I left my cart and approached them. The mother noted me, but didn’t react until I reached forward and pried the headphones from daughter’s ears.
“Excuse me,” the mother cried indignantly. She would have made a physical move, but the basket was between us.
The daughter merely looked surprised, her eyes wide, her fingers still.
“What’s your name?” I asked her.
“Kim,” the girl answered before her mother could command her not to tell me.
“Kim,” I repeated. I took the phone from her hands, a feat only possible because she still hadn’t moved past surprise and her grip was loose.
“Hey!” Kim exclaimed, annoyed now that I had her toy. “Are you crazy?”
“Ma’am, you need to walk away.” Kim’s mother had made her way around the basket. Her hand was on my shoulder.

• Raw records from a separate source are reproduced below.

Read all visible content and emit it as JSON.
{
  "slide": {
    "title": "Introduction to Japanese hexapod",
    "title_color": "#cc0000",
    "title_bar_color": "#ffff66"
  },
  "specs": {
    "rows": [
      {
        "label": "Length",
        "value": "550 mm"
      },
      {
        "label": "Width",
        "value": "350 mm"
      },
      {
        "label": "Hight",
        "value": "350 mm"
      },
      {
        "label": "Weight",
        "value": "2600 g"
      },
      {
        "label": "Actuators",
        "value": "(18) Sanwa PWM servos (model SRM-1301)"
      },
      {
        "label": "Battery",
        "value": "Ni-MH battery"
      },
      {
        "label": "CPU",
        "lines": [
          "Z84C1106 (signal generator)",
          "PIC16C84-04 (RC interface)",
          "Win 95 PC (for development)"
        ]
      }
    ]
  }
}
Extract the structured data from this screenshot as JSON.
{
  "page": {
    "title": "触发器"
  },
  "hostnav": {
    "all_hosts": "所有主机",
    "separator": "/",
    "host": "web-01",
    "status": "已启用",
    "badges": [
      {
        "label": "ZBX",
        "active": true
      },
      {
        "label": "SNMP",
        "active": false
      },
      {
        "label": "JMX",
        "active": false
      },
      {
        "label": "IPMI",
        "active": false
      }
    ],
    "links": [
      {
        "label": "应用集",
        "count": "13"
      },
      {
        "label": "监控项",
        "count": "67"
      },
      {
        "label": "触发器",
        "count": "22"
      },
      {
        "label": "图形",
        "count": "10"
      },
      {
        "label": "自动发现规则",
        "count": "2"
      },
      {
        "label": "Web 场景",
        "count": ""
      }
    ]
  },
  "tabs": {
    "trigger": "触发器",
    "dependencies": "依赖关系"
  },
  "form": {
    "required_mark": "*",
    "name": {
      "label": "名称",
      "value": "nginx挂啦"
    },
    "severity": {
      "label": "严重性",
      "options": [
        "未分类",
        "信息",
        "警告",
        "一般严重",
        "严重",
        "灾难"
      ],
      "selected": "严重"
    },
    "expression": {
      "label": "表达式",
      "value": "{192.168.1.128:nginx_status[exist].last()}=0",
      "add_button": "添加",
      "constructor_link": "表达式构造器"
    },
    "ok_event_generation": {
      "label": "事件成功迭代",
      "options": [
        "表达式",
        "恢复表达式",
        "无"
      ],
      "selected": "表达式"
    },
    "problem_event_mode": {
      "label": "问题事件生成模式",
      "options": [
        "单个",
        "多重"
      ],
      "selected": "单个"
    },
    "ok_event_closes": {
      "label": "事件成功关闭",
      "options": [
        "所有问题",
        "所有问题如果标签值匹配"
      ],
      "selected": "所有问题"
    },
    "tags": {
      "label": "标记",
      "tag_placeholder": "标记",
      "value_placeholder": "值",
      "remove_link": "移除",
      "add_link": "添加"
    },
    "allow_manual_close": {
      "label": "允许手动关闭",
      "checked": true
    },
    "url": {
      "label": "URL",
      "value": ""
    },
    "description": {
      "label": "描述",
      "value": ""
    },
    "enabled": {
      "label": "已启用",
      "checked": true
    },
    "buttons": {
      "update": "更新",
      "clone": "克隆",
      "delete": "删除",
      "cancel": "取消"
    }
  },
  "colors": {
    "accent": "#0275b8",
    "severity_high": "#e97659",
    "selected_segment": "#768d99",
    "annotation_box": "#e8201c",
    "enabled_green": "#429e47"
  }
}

I took Kim’s fingers with the hand that held the phone and removed her mother’s hand from my shoulder with my other. I placed their hands together and squeezed them with my own so that they were forced to hold on to each other.
“Kim,” I said, holding her eyes. “All your mother wants is to spend some time with you. She didn’t bring you here so you could play with your phone in different scenery.”
The mother glanced at me, and then down, as if embarrassed. I held my attention on Kim, watching as she slowly took in my point. Clearly, she had never considered it before.
“Appreciate your mom,” I continued. “She won’t be around forever.”
This too, was something Kim had obviously never considered. Her dismay was clear.
I held on for a beat longer, and then let them go. I handed Kim’s phone back to her. She put it in her pocket.
I walked back to my cart.
The mother’s hand was back on my shoulder. I turned to her.
Her eyes were bright, more intense than the moment should warrant. “Thank you.” And then she broke. She did it softly, quietly, keeping her back to her daughter. “How did you know?” her barely audible voice was quivering, her eyes wet.
I grabbed her in a hug because she needed one far more than she needed an answer. I held her just long enough for her to compose herself before turning back to her daughter.
Then I released her, grabbed my cart, and exited the aisle with a hollow feeling of helplessness in the pit of my stomach.
There was nothing else I could do for the woman. Her web was frayed, and soon it would snap. She may have felt momentarily comforted, and maybe Kim would take my point to heart, but I only felt guilty and sick.
I decided to find the other mother and her child and make sure she hadn’t picked up any more grapes.